J'ai amélioré ma réflexion en l'enrichissant de deux courtes expériences difficiles.
J'ai regardé les télévisions espagnoles et anglaises et ai été contraint de constater
qu'elles sont non seulement aussi navrantes que les nôtres mais peut-être
même globalement pires.
En ce qui concerne la britannique ce que j'en ai vu l'apparente fortement au "best
of" des chaînes Françaises, l'exception existant (comme ici) avec une chaîne
spécialisée sur la géographie, l'histoire, le documentaire.
Il y a, chez nos voisins, les mêmes consternantes imbécillités avec animateur
poisseux et public hystérique, les mêmes concours de médiocrité à base de
characters sélectionnés (la bécasse péroxydée, la bimbo aux gros seins, le gay
vibrionnant et le body-buildé aux raisonnements à deux balles), les caméras
cachées avec rires enregistrés, les jeux bêtes et une actualité transformée en
show permanent.
Dans ces deux pays également, des humoristes aussi hilarants que Dany Boon
ou Bigard alignent les saillies drôlatiques à base de grasse vulgarité et d'accent
débile. "The Carambar joke" est universel!
Au lieu d'en être désolé cela m'a rassuré. Ainsi, partout semble t'il, la télévision
fait plaisir au Monsieur important de TF1: elle offre aux publicitaires et aux
démagogues du monde du "temps de cerveau disponible pour Coca-Cola".

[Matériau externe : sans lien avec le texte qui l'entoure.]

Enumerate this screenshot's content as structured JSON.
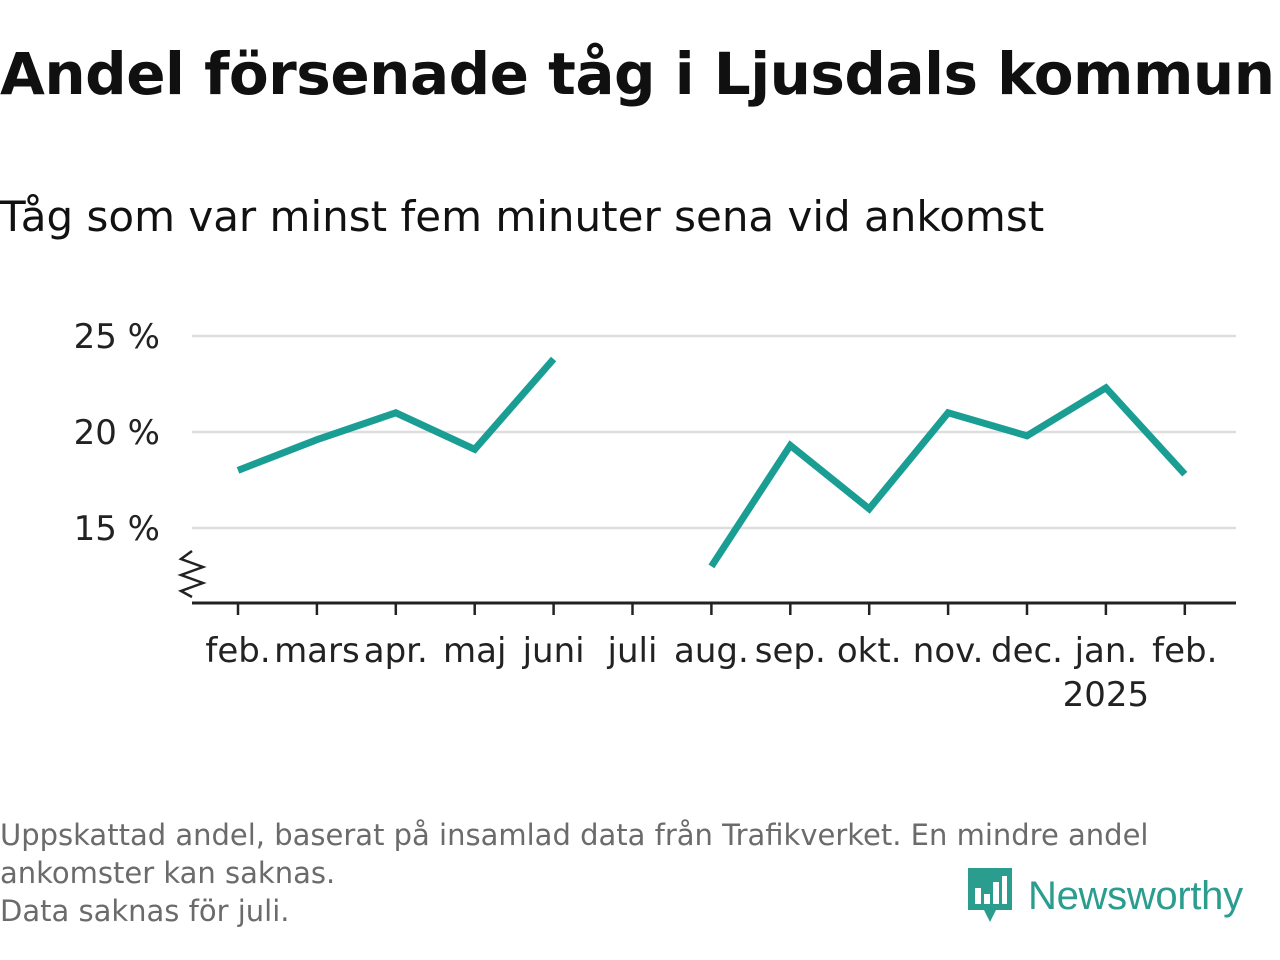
{
  "title": "Andel försenade tåg i Ljusdals kommun",
  "subtitle": "Tåg som var minst fem minuter sena vid ankomst",
  "footnote": [
    "Uppskattad andel, baserat på insamlad data från Trafikverket. En mindre andel",
    "ankomster kan saknas.",
    "Data saknas för juli."
  ],
  "brand": {
    "name": "Newsworthy",
    "color": "#2a9d8f",
    "icon": "newsworthy-logo-icon"
  },
  "colors": {
    "line": "#1a9e94",
    "grid": "#dedede",
    "axis": "#222222",
    "text": "#222222"
  },
  "chart_data": {
    "type": "line",
    "categories": [
      "feb.",
      "mars",
      "apr.",
      "maj",
      "juni",
      "juli",
      "aug.",
      "sep.",
      "okt.",
      "nov.",
      "dec.",
      "jan.",
      "feb."
    ],
    "year_labels": [
      "",
      "",
      "",
      "",
      "",
      "",
      "",
      "",
      "",
      "",
      "",
      "2025",
      ""
    ],
    "series": [
      {
        "values": [
          18.0,
          19.6,
          21.0,
          19.1,
          23.8,
          null,
          13.0,
          19.3,
          16.0,
          21.0,
          19.8,
          22.3,
          17.8
        ]
      }
    ],
    "yticks": [
      15,
      20,
      25
    ],
    "ytick_labels": [
      "15 %",
      "20 %",
      "25 %"
    ],
    "ylim": [
      11,
      25
    ],
    "y_axis_break": true,
    "grid": true,
    "xlabel": "",
    "ylabel": ""
  }
}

Finalement il faudrait agir avec la télévision comme avec les autres addictions:
organiser des groupes de paroles ("Bonjour, je m'appelle Henri -bonjour Henri-
je suis télévore et je regarde Sophie Davant et Jean Luc Reichmann").
Comme pour les stages de récupération des points de permis de conduire, ceux
pour faire passer des addictions (alcool, sexe, tabac, fraises Tagada...) ou les
phobies (peur de l'avion, du bateau, de l'eau...) on organiserait des sessions pour
aider les uns et les autres à ne plus la regarder que pour des émissions choisies.
Contrairement à tous les autres loisirs la télévision est trop souvent subie: on ne
s'imagine pas lisant un livre inintéressant, faisant une promenade ennuyeuse,
disputant une partie de tennis ou de foot sans envie...
Pourquoi, alors, subir des programmes sans discernement ni désir?
Dès lors qu'il y a libre arbitre et choix ce n'est plus la même chose et l'on est un
peu responsable de ce que l'on visionne ou pas.
Dans ce cas la télévision est effectivement un outil irremplaçable, un loisir facile
et un pourvoyeur d'informations utiles.
Et personne n'est obligé de regarder ce que les maquignons des chaînes
imaginent pour mieux nous abrutir!Le problème est la fatigue accumulée dans la
journée et la facilité que représente le simple fait d'allumer l'engin et d'être
submergé, à bon compte, d'images et de sensations.
Disons le sans fioritures: il est plus facile de regarder un programme débilitant
qu'un documentaire sur le soufisme, de voir une naine faire le bien que l'industrie
pharmaceutique faire du mal et d'entendre brailler un boudin au QI végétal qu'
écouter "Voi che sapete" des "Noces de Figaro".
C'est à nous de sélectionner et, le cas échéant, de laisser le poste dans le noir.